I didn't know they the same, but I won't argue the point. They are not used the same. From their website, emphasis is mine:
Micro Set prepares the surface with special wetting agents that cut the oils in new paint and converts the adhesive on the back of the decal to a stronger and longer lasting one. In addition, Micro Set slightly softens the decal film to make it more flexible so that it will conform better to the model's surface
Micro Sol completely softens the Microscale Decal, allowing it to drape down onto the surface of the model, comforming perfectly to surface irregularities without distortion. The most amazing results in seemingly impossible places are possible because Micro Sol actually makes the decal part of the painted surface. For that reason you should coat Micro Sol on for only a few seconds and then leave it alone. It does the work. Do not touch until the decal has dried, as the decal is very soft at this stage and could be easily damaged.
Micro set enables you to slide the decal into final position. If you move it back and forth too much it will tear. Micro sol softens the decal enough so it will fill into door seams, vents or the grooves between boards. If you decide you need to move the decal a little, there is a very high risk it will tear.
I use both.
Henry
COB Potomac & Northern
Shenandoah Valley
Thanks to all for your replies
Excellent info, Kevin and Henry.
Just wanted to add a friendly reminder to modelers that are metalizing their passenger cars: DO NOT USE SOLVASET to apply your decals on top of Alclad-2 or any other metalizer. If you choose to do so, make sure that the it has been sealed with a good quality clear, whether from Alclad, Scale Coat, Vallego, etc.
I've been using Microset and Microsol (in that order) since the 1980's and have zero issues with paint or decals being damaged.
High Greens
"I like my Pullman Standards & Budds in Stainless Steel flavors, thank you!"

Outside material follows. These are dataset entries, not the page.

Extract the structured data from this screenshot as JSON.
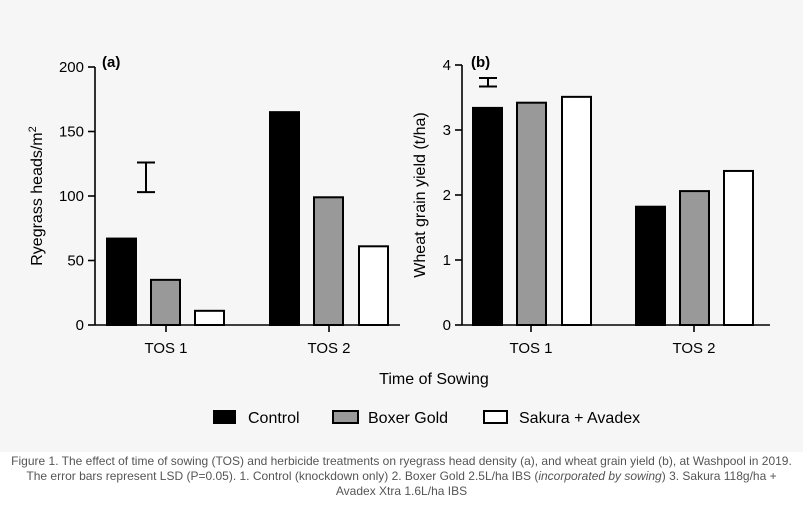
{
  "figure": {
    "colors": {
      "background": "#f6f6f6",
      "control": "#000000",
      "boxer": "#999999",
      "sakura": "#ffffff",
      "stroke": "#000000"
    },
    "xaxis_title": "Time of Sowing",
    "legend": {
      "placement": "bottom-center",
      "items": [
        {
          "label": "Control",
          "color": "#000000"
        },
        {
          "label": "Boxer Gold",
          "color": "#999999"
        },
        {
          "label": "Sakura + Avadex",
          "color": "#ffffff"
        }
      ]
    }
  },
  "chart_data": [
    {
      "type": "bar",
      "panel": "(a)",
      "categories": [
        "TOS 1",
        "TOS 2"
      ],
      "series": [
        {
          "name": "Control",
          "values": [
            67,
            165
          ]
        },
        {
          "name": "Boxer Gold",
          "values": [
            35,
            99
          ]
        },
        {
          "name": "Sakura + Avadex",
          "values": [
            11,
            61
          ]
        }
      ],
      "ylabel": "Ryegrass heads/m",
      "ylabel_superscript": "2",
      "ylim": [
        0,
        200
      ],
      "yticks": [
        0,
        50,
        100,
        150,
        200
      ],
      "error_bar": {
        "category": "TOS 1",
        "low": 103,
        "high": 126
      },
      "grid": false
    },
    {
      "type": "bar",
      "panel": "(b)",
      "categories": [
        "TOS 1",
        "TOS 2"
      ],
      "series": [
        {
          "name": "Control",
          "values": [
            3.34,
            1.82
          ]
        },
        {
          "name": "Boxer Gold",
          "values": [
            3.42,
            2.06
          ]
        },
        {
          "name": "Sakura + Avadex",
          "values": [
            3.51,
            2.37
          ]
        }
      ],
      "ylabel": "Wheat grain yield (t/ha)",
      "ylim": [
        0,
        4
      ],
      "yticks": [
        0,
        1,
        2,
        3,
        4
      ],
      "error_bar": {
        "category": "TOS 1",
        "low": 3.67,
        "high": 3.8
      },
      "grid": false
    }
  ],
  "caption": {
    "part1": "Figure 1. The effect of time of sowing (TOS) and herbicide treatments on ryegrass head density (a), and wheat grain yield (b), at Washpool in 2019. The error bars represent LSD (P=0.05). 1. Control (knockdown only) 2. Boxer Gold 2.5L/ha IBS (",
    "italic": "incorporated by sowing",
    "part2": ") 3. Sakura 118g/ha + Avadex Xtra 1.6L/ha IBS"
  }
}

I tried using MicroSet for positioning decals but I found that it made some decals too fragile, and it often dried out before the decal was in place. My answer is to clean the surface with isopropyl alcohol first, and then use distilled water to position the decal. I find the decals are much less prone to tearing, particularly when applying pinstripes. If things get dry before the decal is in place, the distilled water seems to be able to flow under the decal much more readily than the MicroSet. I use MicroSol to settle the decal once the water has dried.
So far my method has worked very well. I don't get any silvering under the decal and the MicroSol makes the decal conform to surface details really well. I think the biggest advantage is that the water allows for a longer working time without softening the decal.
Dave
I'm just a dude with a bad back having a lot of fun with model trains, and finally building a layout!
I would advise also using a coat of gloss or satin spray over the surface before adding decals, and another coat after the decal is set up and fully dry.
I've used Dull-Coat, too, but this will definitely give a rough surface and a rough, highly-weathered look to the decal. On a brick building, it's perfect.
It takes an iron man to play with a toy iron horse.
MisterBeasleyI would advise also using a coat of gloss or satin spray over the surface before adding decals, and another coat after the decal is set up and fully dry.
Yes MisterBeasley! I forgot about mentioning those cruicial steps with the gloss coat. Thanks for reminding me.